Старался зато уроки сделать как можно интереснее. Вечера у меня остались свободные… Скучно. Привыкать ведь уже начал к своему молодому кружку. А тут — пусто. Ну, я за книги. Работал, как вол, и все, бывало, прикидываешь в воображении: вот это должно их заинтересовать, вот это будет ново, а это ответит на такие-то запросы… Читаю, роюсь в книгах, коллекционирую все интересное, оживляющее, раздвигающее казенные стены и казенную сушь учебников… И все с живой мыслью о недавних собеседниках… И кажется — выходило что-то… Помню, что класс весь иной раз замирал, умы вспыхивали… Но тут вдруг стал директор ходить на уроки. Придет, сядет, слушает, молчит… Знаете сами, как это делается. Как будто и ничего, а ведь и класс, и сам я чувствую, что это уже не урок, а своего рода дознание… Потом на стороне — деликатные вопросы: вот это, собственно, вы, позвольте узнать, откуда почерпнули? Из какого утвержденного учебника? И в какой мере, по вашему мнению, это соответствует программе?
…Ну, не стану распространяться… Так, одним словом, огонь этот понемногу во мне угасал… Класс стал именно классом: живые лица стали отдаляться все больше, отошли в туман какой-то… прикосновение умственное утратилось. Отметки… планы… перечисление стилистических красот живого произведения. В данном произведении двенадцать красот. Красота первая, красота вторая… Ну, и так далее… Соответственно требованиям программы… То есть, понимаете: и не заметил, как пошла и у меня та же будниковская бухгалтерия.
Как бы там ни было, кончил этот юноша курс гимназии и уехал в столицу… Однако, в университет поступить сразу не удалось. Это было уже время этих секретных аттестаций… Может, и мои чтения тут были в игре. Одним словом — год у него пропал. Матери-то он написал, что поступил и даже — что получает стипендию, а в действительности перебивался кое-как, бедствовал и, вероятно, озлоблялся. Потом как-то все-таки стал выбиваться на дорогу… Но тут вдруг и настигни его горе: мать умерла, не дождавшись. С тех пор, как сын уехал, таяла все… Исчезла, так сказать, с горизонта путеводная звезда всей ее жизни — ну, и сила сопротивления тоже исчезла. Исчахла, знаете ли, как-то быстро, даже как будто с удовольствием. "Я, говорит, Ване теперь уже не нужна… На дорогу, слава тебе, господи, вывела. Теперь и сам пойдет". Сказала: "Ныне отпущаеши…" — и умерла. А вскоре после этого и почтенного родителя в канаве нашли… И остался мой Рогов круглым сиротой…

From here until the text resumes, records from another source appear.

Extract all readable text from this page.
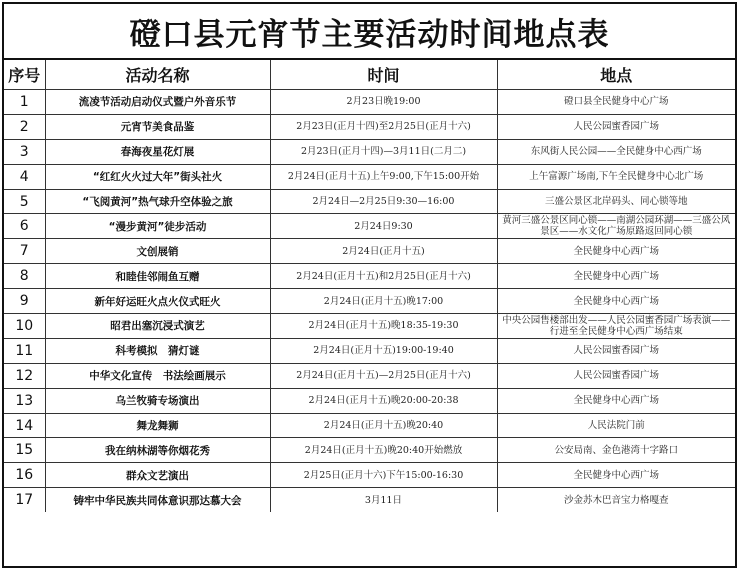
磴口县元宵节主要活动时间地点表
序号	活动名称	时间	地点
1	流凌节活动启动仪式暨户外音乐节	2月23日晚19:00	磴口县全民健身中心广场
2	元宵节美食品鉴	2月23日(正月十四)至2月25日(正月十六)	人民公园蜜香园广场
3	春海夜星花灯展	2月23日(正月十四)—3月11日(二月二)	东风街人民公园——全民健身中心西广场
4	“红红火火过大年”街头社火	2月24日(正月十五)上午9:00,下午15:00开始	上午富源广场南,下午全民健身中心北广场
5	“飞阅黄河”热气球升空体验之旅	2月24日—2月25日9:30—16:00	三盛公景区北岸码头、同心锁等地
6	“漫步黄河”徒步活动	2月24日9:30	黄河三盛公景区同心锁——南湖公园环湖——三盛公风景区——水文化广场原路返回同心锁
7	文创展销	2月24日(正月十五)	全民健身中心西广场
8	和睦佳邻闹鱼互赠	2月24日(正月十五)和2月25日(正月十六)	全民健身中心西广场
9	新年好运旺火点火仪式旺火	2月24日(正月十五)晚17:00	全民健身中心西广场
10	昭君出塞沉浸式演艺	2月24日(正月十五)晚18:35-19:30	中央公园售楼部出发——人民公园蜜香园广场表演——行进至全民健身中心西广场结束
11	科考模拟　猜灯谜	2月24日(正月十五)19:00-19:40	人民公园蜜香园广场
12	中华文化宣传　书法绘画展示	2月24日(正月十五)—2月25日(正月十六)	人民公园蜜香园广场
13	乌兰牧骑专场演出	2月24日(正月十五)晚20:00-20:38	全民健身中心西广场
14	舞龙舞狮	2月24日(正月十五)晚20:40	人民法院门前
15	我在纳林湖等你烟花秀	2月24日(正月十五)晚20:40开始燃放	公安局南、金色港湾十字路口
16	群众文艺演出	2月25日(正月十六)下午15:00-16:30	全民健身中心西广场
17	铸牢中华民族共同体意识那达慕大会	3月11日	沙金苏木巴音宝力格嘎查
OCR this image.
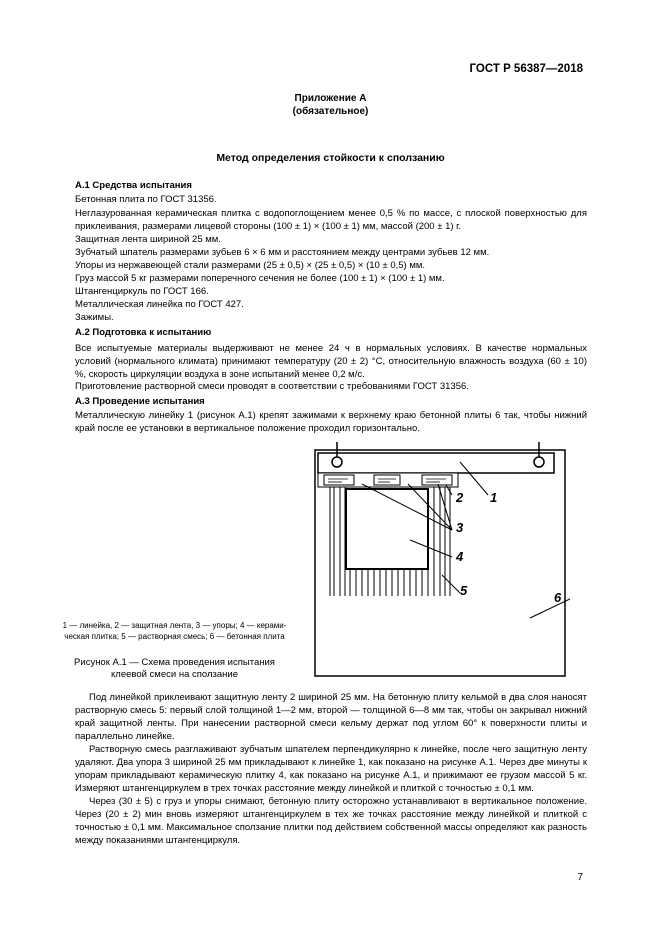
ГОСТ Р 56387—2018
Приложение А
(обязательное)
Метод определения стойкости к сползанию
А.1 Средства испытания
Бетонная плита по ГОСТ 31356.
Неглазурованная керамическая плитка с водопоглощением менее 0,5 % по массе, с плоской поверхностью для приклеивания, размерами лицевой стороны (100 ± 1) × (100 ± 1) мм, массой (200 ± 1) г.
Защитная лента шириной 25 мм.
Зубчатый шпатель размерами зубьев 6 × 6 мм и расстоянием между центрами зубьев 12 мм.
Упоры из нержавеющей стали размерами (25 ± 0,5) × (25 ± 0,5) × (10 ± 0,5) мм.
Груз массой 5 кг размерами поперечного сечения не более (100 ± 1) × (100 ± 1) мм.
Штангенциркуль по ГОСТ 166.
Металлическая линейка по ГОСТ 427.
Зажимы.
А.2 Подготовка к испытанию
Все испытуемые материалы выдерживают не менее 24 ч в нормальных условиях. В качестве нормальных условий (нормального климата) принимают температуру (20 ± 2) °С, относительную влажность воздуха (60 ± 10) %, скорость циркуляции воздуха в зоне испытаний менее 0,2 м/с.
Приготовление растворной смеси проводят в соответствии с требованиями ГОСТ 31356.
А.3 Проведение испытания
Металлическую линейку 1 (рисунок А.1) крепят зажимами к верхнему краю бетонной плиты 6 так, чтобы нижний край после ее установки в вертикальное положение проходил горизонтально.
1
2
3
4
5	6
1 — линейка, 2 — защитная лента, 3 — упоры; 4 — керами-
ческая плитка; 5 — растворная смесь; 6 — бетонная плита
Рисунок А.1 — Схема проведения испытания
клеевой смеси на сползание
Под линейкой приклеивают защитную ленту 2 шириной 25 мм. На бетонную плиту кельмой в два слоя наносят растворную смесь 5: первый слой толщиной 1—2 мм, второй — толщиной 6—8 мм так, чтобы он закрывал нижний край защитной ленты. При нанесении растворной смеси кельму держат под углом 60° к поверхности плиты и параллельно линейке.
Растворную смесь разглаживают зубчатым шпателем перпендикулярно к линейке, после чего защитную ленту удаляют. Два упора 3 шириной 25 мм прикладывают к линейке 1, как показано на рисунке А.1. Через две минуты к упорам прикладывают керамическую плитку 4, как показано на рисунке А.1, и прижимают ее грузом массой 5 кг. Измеряют штангенциркулем в трех точках расстояние между линейкой и плиткой с точностью ± 0,1 мм.
Через (30 ± 5) с груз и упоры снимают, бетонную плиту осторожно устанавливают в вертикальное положение. Через (20 ± 2) мин вновь измеряют штангенциркулем в тех же точках расстояние между линейкой и плиткой с точностью ± 0,1 мм. Максимальное сползание плитки под действием собственной массы определяют как разность между показаниями штангенциркуля.
7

Однако старушка-то, видно, поторопилась: теперь-то она, может, всего нужнее была сыну. Учился он, правда, хорошо и даже как-то страстно, так сказать, без оглядки, будто торопился к чему-то. А как получил известие о смерти матери,— в душе-то, видно, оборвалось что-то… Очевидно, и она для него, в свою очередь, была единственной мечтой в жизни. Вот, дескать, кончу, стану на ноги и восстановлю нарушенную справедливость: мать, наконец, хоть на закате узнает, что есть еще благость господня и любовь, и благодарность… Хоть на год, хоть на месяц, хоть на неделю… Пусть хоть на миг один, да чтоб сердце радостью вспыхнуло и оттаяло. И вдруг — вместо всего могила… Обрыв — и кончено! И никакой уже благодарности не надо, и ничего уже ни вернуть, ни исправить нельзя… Да, чтоб выдержать такое испытание без надлома, нужна сила… нужна вера в общий смысл жизни… Чтобы и это казалось не одной глупой случайностью…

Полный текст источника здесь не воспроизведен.